Weak demand, low steel prices, high iron ore costs and a delay in receiving coal supplies due to heavy winter ice this past season have all been cited by Essar as contributing to its current situation.
“In this meeting, they explained to us that many of those things now were either behind them or under control,” said Fratesi.
“There are better days ahead. That’s the message that we took out of it and hopefully that’s the message that the community is taking out of it,” he said.
The following is the full text of this morning's release from Essar Steel Algoma:
Essar Steel Algoma Inc. (“Algoma”) announced today that it has finalized the terms of its support agreement and corresponding equity commitment with the investment fund that is the ultimate owner of Algoma, Essar Global Fund Limited (“EGFL”), and holders (the “Ad Hoc Noteholder Committee”) of more than 70% in principal amount of its 9.875% senior unsecured notes (the “Notes”).
This agreement provides Algoma with a near-term capital infusion from EGFL of up to US$100 million with the first US$25 million installment payable within five business days.
This cash infusion will ensure the appropriate liquidity required to complete scheduled capital improvements and allows for the seasonal raw material build.
The agreement provides for a total equity infusion from EGFL of up to US$300 million concurrent with the refinancing of all of Algoma’s senior secured debt, which will substantially deleverage Algoma’s balance sheet and reduce financing costs.
In lieu of full repayment of the Notes, holders of the Notes will receive a cash payment equal to 32.5% of the amounts owing on the Notes plus a restructured, non-cash pay junior lien instrument equal to 55% of the amounts owing on the Notes, subject to certain call rights.

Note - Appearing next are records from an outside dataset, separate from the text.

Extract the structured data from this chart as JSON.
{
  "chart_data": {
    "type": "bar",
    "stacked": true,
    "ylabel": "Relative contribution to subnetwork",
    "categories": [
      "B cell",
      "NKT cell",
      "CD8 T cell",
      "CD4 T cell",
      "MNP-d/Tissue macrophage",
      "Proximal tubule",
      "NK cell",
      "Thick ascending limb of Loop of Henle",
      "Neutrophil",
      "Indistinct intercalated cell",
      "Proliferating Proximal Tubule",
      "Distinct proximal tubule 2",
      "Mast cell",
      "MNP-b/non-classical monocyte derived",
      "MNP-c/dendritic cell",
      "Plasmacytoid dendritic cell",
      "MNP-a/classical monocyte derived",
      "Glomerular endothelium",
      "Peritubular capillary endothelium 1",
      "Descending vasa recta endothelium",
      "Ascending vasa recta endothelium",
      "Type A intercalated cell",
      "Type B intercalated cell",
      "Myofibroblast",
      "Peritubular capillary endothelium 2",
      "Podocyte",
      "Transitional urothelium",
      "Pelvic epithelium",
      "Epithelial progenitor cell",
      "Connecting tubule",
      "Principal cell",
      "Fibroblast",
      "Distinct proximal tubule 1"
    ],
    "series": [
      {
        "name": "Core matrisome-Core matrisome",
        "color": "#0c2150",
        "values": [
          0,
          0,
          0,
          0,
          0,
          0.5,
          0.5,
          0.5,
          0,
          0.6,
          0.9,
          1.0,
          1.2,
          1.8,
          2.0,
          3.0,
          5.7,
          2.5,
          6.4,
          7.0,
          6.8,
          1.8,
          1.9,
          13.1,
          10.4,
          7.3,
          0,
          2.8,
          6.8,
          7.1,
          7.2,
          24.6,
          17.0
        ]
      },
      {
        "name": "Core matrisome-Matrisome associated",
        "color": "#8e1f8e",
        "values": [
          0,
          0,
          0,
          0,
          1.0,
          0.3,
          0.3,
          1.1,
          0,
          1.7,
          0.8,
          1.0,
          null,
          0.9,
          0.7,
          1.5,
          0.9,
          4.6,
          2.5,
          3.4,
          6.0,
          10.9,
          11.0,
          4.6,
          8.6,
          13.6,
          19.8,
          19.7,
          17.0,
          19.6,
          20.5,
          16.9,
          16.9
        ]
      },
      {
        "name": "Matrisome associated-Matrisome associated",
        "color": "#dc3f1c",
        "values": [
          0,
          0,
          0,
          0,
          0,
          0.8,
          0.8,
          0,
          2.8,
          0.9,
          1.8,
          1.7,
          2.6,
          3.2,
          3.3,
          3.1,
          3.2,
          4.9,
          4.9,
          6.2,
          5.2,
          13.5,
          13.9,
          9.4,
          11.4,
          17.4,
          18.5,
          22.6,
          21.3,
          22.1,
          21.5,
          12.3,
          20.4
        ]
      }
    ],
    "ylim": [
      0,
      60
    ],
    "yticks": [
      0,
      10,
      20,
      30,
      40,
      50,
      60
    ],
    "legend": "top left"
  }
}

The transaction is subject to, among other things, the execution of definitive documentation, completion of the consensual processes under the Canada Business Corporations Act, and will be completed on or before November 15, 2014.
“This agreement provides for a comprehensive capital infusion, a substantial deleveraging of our balance sheet and the refinancing of all of Algoma’s senior secured debt. Our summary financial projections show EBITDA in the region of US$300 million and cumulative unlevered free cash flows of over US$700 million between FY2015 and FY2019 based on market pricing inputs under the new iron ore pricing contract. When combined with our strong business fundamentals, best quartile cost position and US$90 per ton run-rate EBITDA Algoma is strongly positioned with the financial flexibility for the future” said Kalyan Ghosh, Chief Executive Officer of Algoma.
Further information regarding the details of the Plan of Arrangement and the related voting process will be outlined in the Management Proxy Circular, which will be distributed to unsecured noteholders and posted to Algoma’s website.
The Noticing Agent, Donlin Recano has also established a webpage at www.donlinrecano.com/essarsteelcanada and www.donlinrecano.com/essarsteelus where further documentation related to the process can be found.
The Blackstone Group, Kirkland & Ellis LLP, and Stikeman Elliott LLP represent Algoma as financial advisor and outside legal counsel, respectively. The Ad Hoc Noteholder Committee is represented by Lazard, Paul Weiss, Rifkind, Wharton & Garrison LLP, and Goodmans LLP.
This release is not an offer to sell or an offer to buy any securities.